Activity at the volcano has continued at a low level over the last 24 hours. Another earthquake swarm occurred today. Visibility has been variable throughout the day, but some good views of the dome were obtained in the afternoon. Observations seem to indicate that the height of south-east part of the January dome has increased markedly.
The seismic activity at the volcano was again dominated by a swarm of volcano-tectonic and hybrid earthquakes between 3:27 am and 11:21 am today. This swarm was more intense than the one which ended early yesterday afternoon. A total of 29 volcano-tectonic and 62 hybrid events were recorded during the reporting period, and most of these occurred during the swarm. The volcano-tectonic events were located at depths of 1 to 4 km below the crater. 23 small to moderate sized rockfall signals were also recorded by the seismic network. One regional earthquake was also recorded by the seismic network at 4:20 am. Medium amplitude tremor on several stations began at approximately 4.00 pm yesterday afternoon, peaked at around 5.00 pm and had ended by 5.30 pm yesterday. Low amplitude tremor has been recorded on the Gages seismic station from midnight until mid morning and then recurred between noon and 4.00 pm.
The summit of the volcano was visible for a short period this afternoon and good views of the dome were obtained from the helicopter and from Whites. Observations indicate that the dome within the January scar has grown upwards by at least 30 m since 18 February, and there is now a small summit spine on top of the January dome. The south-east flank of the dome has been modified by avalanching and two large blocks formerly on the talus slope have now disappeared. Small rockfalls and pyroclastic flows continue to come off the north and south-east flanks of the dome, and one small pyroclastic flow from the north flank gave rise to some ash over Plymouth at 3.15 pm. Galway's Wall has deteriorated only slightly since it was last seen on February 18.

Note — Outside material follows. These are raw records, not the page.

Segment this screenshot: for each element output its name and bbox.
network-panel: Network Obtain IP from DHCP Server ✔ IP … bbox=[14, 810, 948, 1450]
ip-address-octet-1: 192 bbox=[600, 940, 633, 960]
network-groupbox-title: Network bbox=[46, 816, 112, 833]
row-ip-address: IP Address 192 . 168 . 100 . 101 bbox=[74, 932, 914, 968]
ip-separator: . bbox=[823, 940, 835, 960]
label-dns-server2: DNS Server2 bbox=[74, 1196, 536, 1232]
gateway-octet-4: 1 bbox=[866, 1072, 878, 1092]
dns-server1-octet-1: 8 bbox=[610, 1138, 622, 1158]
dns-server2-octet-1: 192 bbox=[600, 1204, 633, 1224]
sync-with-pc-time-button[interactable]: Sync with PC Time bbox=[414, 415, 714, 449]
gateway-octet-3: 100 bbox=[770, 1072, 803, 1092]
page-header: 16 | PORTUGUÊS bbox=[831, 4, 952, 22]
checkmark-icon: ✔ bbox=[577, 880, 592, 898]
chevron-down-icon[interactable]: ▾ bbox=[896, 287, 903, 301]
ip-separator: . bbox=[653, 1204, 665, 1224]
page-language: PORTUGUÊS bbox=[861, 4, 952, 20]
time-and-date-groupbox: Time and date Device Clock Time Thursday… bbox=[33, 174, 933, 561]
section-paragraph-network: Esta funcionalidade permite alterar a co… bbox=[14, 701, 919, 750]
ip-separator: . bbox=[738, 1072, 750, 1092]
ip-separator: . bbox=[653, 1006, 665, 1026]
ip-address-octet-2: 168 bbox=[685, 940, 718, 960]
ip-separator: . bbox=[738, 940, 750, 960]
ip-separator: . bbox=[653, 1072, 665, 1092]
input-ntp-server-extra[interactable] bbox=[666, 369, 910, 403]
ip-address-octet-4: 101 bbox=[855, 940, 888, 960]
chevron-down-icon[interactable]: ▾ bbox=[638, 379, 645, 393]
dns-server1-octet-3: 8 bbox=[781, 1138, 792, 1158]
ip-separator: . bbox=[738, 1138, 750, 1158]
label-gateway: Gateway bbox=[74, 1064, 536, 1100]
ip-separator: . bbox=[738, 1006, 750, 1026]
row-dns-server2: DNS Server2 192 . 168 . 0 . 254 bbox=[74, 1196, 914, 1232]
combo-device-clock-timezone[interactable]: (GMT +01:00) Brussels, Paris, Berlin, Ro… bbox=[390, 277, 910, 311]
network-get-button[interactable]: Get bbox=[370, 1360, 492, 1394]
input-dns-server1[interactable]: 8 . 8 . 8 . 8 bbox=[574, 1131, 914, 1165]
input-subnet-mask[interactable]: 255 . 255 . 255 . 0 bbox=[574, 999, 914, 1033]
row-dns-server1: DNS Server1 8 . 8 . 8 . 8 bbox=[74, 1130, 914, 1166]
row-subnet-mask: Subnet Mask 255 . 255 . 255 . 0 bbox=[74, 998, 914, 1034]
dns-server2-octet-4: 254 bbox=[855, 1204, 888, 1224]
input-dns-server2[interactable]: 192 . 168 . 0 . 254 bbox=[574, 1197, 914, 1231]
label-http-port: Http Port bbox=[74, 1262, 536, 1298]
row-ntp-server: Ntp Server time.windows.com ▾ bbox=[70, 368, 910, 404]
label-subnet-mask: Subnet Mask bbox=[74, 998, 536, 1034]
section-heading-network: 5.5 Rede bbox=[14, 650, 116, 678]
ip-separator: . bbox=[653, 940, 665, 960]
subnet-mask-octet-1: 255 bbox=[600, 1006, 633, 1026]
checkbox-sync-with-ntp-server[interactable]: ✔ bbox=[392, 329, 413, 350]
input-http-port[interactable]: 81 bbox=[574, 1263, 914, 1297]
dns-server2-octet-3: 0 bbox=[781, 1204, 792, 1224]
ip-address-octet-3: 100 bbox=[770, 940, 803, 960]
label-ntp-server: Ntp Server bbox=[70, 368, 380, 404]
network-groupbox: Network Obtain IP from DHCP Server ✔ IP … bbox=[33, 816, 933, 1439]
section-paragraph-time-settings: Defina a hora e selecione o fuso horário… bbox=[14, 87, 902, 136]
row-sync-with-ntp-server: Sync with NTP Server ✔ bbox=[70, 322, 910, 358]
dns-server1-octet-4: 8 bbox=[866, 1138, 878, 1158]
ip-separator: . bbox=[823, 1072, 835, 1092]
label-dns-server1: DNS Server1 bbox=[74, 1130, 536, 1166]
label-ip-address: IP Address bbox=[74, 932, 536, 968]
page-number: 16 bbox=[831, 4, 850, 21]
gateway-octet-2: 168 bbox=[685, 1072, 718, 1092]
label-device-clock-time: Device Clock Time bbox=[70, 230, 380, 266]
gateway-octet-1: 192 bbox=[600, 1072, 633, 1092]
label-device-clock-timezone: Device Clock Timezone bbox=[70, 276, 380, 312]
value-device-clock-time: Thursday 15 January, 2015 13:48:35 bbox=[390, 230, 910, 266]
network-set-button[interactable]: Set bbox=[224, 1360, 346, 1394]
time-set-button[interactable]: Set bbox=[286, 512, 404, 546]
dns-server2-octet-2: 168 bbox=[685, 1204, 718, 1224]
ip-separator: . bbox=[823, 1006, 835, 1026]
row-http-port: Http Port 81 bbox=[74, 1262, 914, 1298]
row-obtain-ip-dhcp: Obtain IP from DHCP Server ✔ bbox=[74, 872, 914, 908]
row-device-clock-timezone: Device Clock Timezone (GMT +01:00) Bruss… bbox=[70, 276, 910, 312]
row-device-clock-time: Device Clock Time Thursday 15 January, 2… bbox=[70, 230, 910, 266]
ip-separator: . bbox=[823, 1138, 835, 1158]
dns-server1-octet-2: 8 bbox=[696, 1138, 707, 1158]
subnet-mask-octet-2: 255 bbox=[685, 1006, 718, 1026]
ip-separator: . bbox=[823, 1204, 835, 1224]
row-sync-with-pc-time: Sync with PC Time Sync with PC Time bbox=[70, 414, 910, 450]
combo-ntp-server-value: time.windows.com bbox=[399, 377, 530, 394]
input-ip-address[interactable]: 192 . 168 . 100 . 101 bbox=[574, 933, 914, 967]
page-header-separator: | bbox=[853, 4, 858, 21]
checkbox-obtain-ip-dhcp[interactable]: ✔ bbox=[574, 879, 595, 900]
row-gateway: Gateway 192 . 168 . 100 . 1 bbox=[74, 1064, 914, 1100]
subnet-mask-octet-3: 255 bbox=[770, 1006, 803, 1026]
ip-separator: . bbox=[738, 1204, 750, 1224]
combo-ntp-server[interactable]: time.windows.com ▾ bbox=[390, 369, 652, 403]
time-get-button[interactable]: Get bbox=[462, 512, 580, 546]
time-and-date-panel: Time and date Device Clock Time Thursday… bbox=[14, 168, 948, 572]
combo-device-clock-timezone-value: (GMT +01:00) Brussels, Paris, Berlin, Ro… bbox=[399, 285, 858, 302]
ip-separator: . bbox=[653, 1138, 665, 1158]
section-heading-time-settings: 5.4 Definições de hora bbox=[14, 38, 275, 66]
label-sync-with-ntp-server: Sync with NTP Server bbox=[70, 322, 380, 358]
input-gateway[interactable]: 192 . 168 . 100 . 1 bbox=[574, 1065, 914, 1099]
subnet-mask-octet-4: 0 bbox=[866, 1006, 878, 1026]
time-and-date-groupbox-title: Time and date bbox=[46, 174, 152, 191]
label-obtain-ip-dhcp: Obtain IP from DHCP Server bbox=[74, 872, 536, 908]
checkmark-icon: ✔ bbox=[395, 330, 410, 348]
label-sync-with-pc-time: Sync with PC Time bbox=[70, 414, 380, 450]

EDM measurements were made today on the northern triangle between St George's Hill, Windy Hill and Farrells. The Farrells-Windy Hill line shortened by 7 mm and the Farrells-St George's Hill line lengthened by 5 mm since they were last measured on 13 February.
The volcano remains active and potentially dangerous. The dome is currently larger than ever before, and so further dome collapses and pyroclastic flows are expected. These will probably follow the recent pattern, but a change in the activity could occur at any time. People entering Zone C are reminded to remain alert at all times, and spend the minimum possible time in the evacuated zone. The ash levels in Plymouth are hazardous, especially during dry, windy weather, and so it is essential to wear masks in areas affected by ash. The Tar River Valley and the upper Galway's area are very dangerous and should not be entered at any time.